Consequently, the petrol price recovery will be undercut by R1.50 per litre and be pushed back into a hike.
Things are more positive for diesel, with its over-recovery able to absorb the reintroduction of R1.97 per litre, indicating a price cut rather than a hike.
The table below shows how June fuel prices could be affected by the return of the fuel levies.
| June projections | (Under)/Over recovery Mid-month | 50% Fuel tax added back in June | 100% Fuel tax added back in June | Projected change |
| Petrol 93 | R0.46 | (R1.50) | – | (R1.04) |
| Petrol 95 | R0.42 | (R1.50) | – | (R1.08) |
| Diesel 0.05% | R5.57 | (R1.97) | – | R3.60 |
| Diesel 0.005% | R4.93 | (R1.97) | – | R2.96 |
| Diesel 0.05% | R5.57 | – | (R3.93) | R1.64 |
| Diesel 0.005% | R4.93 | – | (R3.93) | R1.00 |
These predictions do not include any additional levies which may come into play, such as was the case in May with the slate levy.

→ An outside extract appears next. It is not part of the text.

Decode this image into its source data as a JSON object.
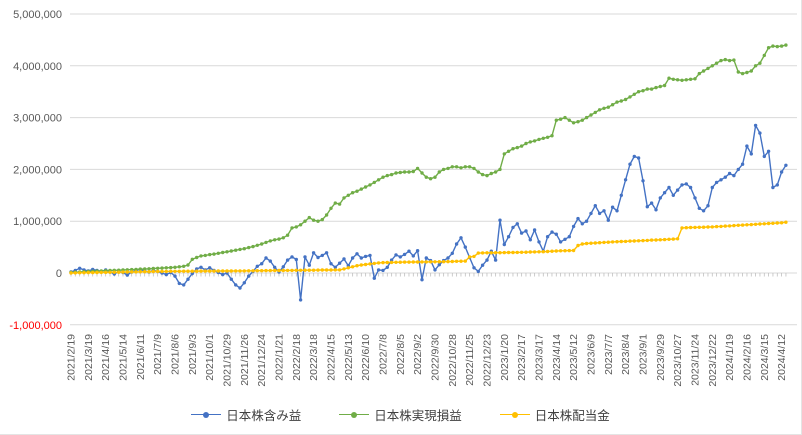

The price adjustments will be implemented from Wednesday, 3 June, with the Department of Mineral and Petroleum Resources announcing the official changes before then.
Positive outlook

Fuel prices have seen significant reversals relative to market stability, even with the global oil price on the wrong side of $100 for the bulk of the month.
Prices have also been under considerable strain following the United States’ war with Iran hitting a stalemate and the effective closure of the Strait of Hormuz.

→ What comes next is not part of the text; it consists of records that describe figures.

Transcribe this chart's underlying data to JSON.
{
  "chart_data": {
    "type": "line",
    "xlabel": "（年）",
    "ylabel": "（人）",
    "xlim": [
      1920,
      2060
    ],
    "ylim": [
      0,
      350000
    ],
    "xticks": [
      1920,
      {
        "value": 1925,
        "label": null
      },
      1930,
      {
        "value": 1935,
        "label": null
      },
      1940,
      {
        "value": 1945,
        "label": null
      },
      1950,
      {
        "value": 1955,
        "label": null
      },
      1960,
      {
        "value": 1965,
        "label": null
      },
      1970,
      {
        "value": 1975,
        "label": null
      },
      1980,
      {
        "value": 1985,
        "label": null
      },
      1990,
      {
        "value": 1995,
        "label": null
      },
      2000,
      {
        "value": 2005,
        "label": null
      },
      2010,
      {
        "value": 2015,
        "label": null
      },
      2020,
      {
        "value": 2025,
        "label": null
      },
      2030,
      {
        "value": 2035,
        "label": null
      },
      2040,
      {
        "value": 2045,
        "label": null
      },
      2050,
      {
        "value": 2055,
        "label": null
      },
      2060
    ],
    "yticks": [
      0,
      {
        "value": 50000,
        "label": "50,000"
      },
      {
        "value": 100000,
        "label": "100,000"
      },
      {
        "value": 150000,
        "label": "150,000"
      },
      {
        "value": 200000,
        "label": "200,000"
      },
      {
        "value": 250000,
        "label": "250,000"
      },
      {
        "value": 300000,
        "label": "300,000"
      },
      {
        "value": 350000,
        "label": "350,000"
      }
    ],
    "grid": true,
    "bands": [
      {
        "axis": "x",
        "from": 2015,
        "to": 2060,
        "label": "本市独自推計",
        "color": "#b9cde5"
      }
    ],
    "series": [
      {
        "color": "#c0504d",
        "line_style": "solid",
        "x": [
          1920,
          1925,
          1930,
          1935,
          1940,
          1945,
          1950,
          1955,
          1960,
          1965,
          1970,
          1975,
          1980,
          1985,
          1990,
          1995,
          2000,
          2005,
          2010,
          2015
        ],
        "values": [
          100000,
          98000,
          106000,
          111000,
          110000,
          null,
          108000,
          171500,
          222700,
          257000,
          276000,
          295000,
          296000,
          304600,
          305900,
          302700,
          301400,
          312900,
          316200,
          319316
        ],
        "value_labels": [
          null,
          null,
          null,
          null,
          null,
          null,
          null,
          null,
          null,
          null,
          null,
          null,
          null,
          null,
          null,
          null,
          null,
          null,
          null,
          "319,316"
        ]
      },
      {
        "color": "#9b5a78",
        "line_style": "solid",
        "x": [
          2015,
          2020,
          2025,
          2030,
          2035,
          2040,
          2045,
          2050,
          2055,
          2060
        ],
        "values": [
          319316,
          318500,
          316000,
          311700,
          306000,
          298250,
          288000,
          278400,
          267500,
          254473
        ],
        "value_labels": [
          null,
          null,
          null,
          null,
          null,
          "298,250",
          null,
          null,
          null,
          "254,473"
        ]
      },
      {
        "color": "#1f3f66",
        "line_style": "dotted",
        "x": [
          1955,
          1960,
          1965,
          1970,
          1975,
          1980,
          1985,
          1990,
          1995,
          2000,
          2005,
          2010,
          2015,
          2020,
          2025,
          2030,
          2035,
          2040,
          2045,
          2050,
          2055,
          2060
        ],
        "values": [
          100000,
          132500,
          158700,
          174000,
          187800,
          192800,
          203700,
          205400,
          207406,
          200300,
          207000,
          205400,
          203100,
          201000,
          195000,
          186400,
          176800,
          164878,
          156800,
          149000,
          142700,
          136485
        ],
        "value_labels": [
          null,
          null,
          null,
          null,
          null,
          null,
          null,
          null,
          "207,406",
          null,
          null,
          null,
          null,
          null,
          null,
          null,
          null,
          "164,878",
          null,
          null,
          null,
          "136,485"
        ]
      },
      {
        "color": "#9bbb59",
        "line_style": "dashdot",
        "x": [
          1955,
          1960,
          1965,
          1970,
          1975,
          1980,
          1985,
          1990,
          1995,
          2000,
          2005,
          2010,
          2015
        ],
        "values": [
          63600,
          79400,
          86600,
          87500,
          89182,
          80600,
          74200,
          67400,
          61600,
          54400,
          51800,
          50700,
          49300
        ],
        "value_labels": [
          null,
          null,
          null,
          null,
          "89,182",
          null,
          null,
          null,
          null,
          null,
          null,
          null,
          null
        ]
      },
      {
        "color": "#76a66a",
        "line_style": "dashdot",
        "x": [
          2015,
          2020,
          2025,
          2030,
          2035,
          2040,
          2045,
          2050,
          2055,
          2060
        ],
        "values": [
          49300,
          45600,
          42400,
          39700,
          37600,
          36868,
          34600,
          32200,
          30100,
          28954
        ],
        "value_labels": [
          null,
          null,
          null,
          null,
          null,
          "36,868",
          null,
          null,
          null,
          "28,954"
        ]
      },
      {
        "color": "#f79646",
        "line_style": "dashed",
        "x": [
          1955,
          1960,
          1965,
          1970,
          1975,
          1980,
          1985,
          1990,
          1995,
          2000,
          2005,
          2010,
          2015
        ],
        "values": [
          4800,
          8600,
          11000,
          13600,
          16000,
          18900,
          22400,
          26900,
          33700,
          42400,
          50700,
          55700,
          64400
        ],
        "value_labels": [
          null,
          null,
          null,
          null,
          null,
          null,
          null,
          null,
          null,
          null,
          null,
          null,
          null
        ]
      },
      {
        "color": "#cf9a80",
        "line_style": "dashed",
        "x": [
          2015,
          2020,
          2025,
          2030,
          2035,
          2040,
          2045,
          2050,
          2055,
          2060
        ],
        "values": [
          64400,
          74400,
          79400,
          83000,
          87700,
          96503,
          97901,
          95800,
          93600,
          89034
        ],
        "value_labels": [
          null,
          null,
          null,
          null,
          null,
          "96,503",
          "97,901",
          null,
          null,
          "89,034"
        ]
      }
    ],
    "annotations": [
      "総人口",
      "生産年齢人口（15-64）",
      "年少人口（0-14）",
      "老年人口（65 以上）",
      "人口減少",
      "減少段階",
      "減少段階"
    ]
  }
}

The closure of the Strait of Hormuz due to the war has caused a global energy shock, with billions of barrels of oil no longer reaching their destinations.
However, prices fell sharply on Thursday after the US and Iran tentatively agreed to extend a ceasefire by 60 days, and there is hope that trade through the Strait may resume soon.
This has resulted in oil prices dropping toward $92 a barrel, down 19% this month.
President Donald Trump has yet to agree to the terms of the agreement, according to a person familiar with the matter, after Axios reported that shipping through the strait would be “unrestricted.”
However, even if the Strait is reopened, Bloomberg analysis has noted that multiple hurdles remain that could impede the resumption of oil flows.
This includes mines in the Hormuz waterway that must be removed, shut-in fields that may take months to restart, and damage to energy infrastructure from drone and missile strikes that needs to be repaired.
Additionally, it would take several more weeks for new ships to reach importing nations.
In terms of the Rand, the unit was stronger following the Reserve Bank raising interest rates by 25 basis points – a largely expected move that widened the rate differential between South Africa and the US, boosting the Rand.
This also makes South Africa one of the few emerging markets to have a tightened policy amidst the war.
The Reserve Bank noted the move was needed to bring inflation back to target after it accelerated in April.